Bacardi blows hot and cold on its Cuban connections, but as one of the largest private, family-held companies in the world, it does not have to answer to shareholders for the millions it has expended on this grudge fight with the revolutionary regime they helped distill and market. Its lobbying power has bankrolled the maintenance of the embargo on Cuba, and in a fit of pure pique, Bacardi sought out the former owners of Havana Club and bought their tenuous claim to the trademark that the Cuban government had acquired by default. Litigated inside a United States hostile to Castro, their ownership of the trademark is not recognized in any other country and has on occasion threatened the whole global structure of international property rights. It has done little to stem the sales of Havana Club outside the United States, not least since one of the world’s liquor giants, Rémy Cointreau, markets it outside Cuba, which is what almost precipitated a trade war between the United States and the European Union over the case.
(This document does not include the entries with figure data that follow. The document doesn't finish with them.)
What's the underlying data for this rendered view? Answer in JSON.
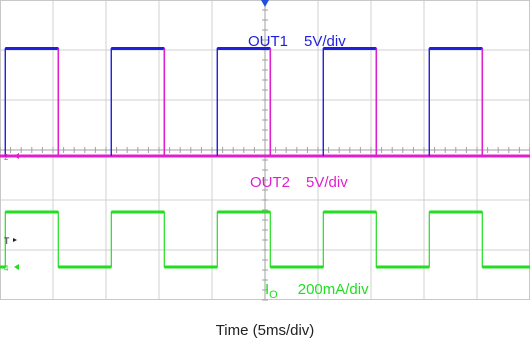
{
  "chart_data": {
    "type": "line",
    "title": "",
    "xlabel": "Time (5ms/div)",
    "ylabel": "",
    "grid": true,
    "x_divisions": 10,
    "y_divisions": 6,
    "xlim": [
      0,
      50
    ],
    "period_ms": 10,
    "duty_cycle": 0.5,
    "series": [
      {
        "name": "OUT1",
        "name_parts": [
          "OUT1"
        ],
        "scale": "5V/div",
        "color": "#1f1fe0",
        "marker": "",
        "type": "pulse",
        "high_div": 2.15,
        "low_div": 0.0,
        "first_rise_ms": 0.5
      },
      {
        "name": "OUT2",
        "name_parts": [
          "OUT2"
        ],
        "scale": "5V/div",
        "color": "#e020d0",
        "marker": "2",
        "type": "spikes",
        "high_div": 2.15,
        "low_div": 0.0,
        "first_rise_ms": 0.5
      },
      {
        "name": "IO",
        "name_parts": [
          "I",
          "O"
        ],
        "scale": "200mA/div",
        "color": "#22dd22",
        "marker": "4",
        "type": "pulse",
        "high_div": 1.1,
        "low_div": 0.0,
        "first_rise_ms": 0.5
      }
    ],
    "trigger_marker": "T"
  }
}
Alcohol still fuels history!
Although the other authors discuss the historical impact of drink, Scruton correctly stresses its social and intellectual impact on those who drink it, not just those make and trade it. Readers who savor fine single malts or aged rums do not have to subscribe to his excessive oenophilia to appreciate the good sense of his argument about the centrality of drink to our culture, ranging from its role as the icebreaker, the social lubricant, to its role as Titanic, going down with all hands when imbibers lose control and hit one ice cube too many.
But between is that golden-glow territory, where people appreciate fine wines and spirits, and indeed beers, which stimulate them into expansive conversation, if not greater thoughts. Scruton begins his book by telling us: “Throughout history, human beings have made life bearable by taking intoxicants.” He memorably counters the modern day prohibitionists with this exhortation: “The worst use of money is to add to the junk pile of old cars or kitsch houses. The best use is to buy mega-expensive wine, so turning your money into biodegradable urine and returning it to the primordial flux,” or even perhaps, as the universe ferments and distills its ingredients over the eons, into the clouds of ethanol that waft across the center of the galaxy.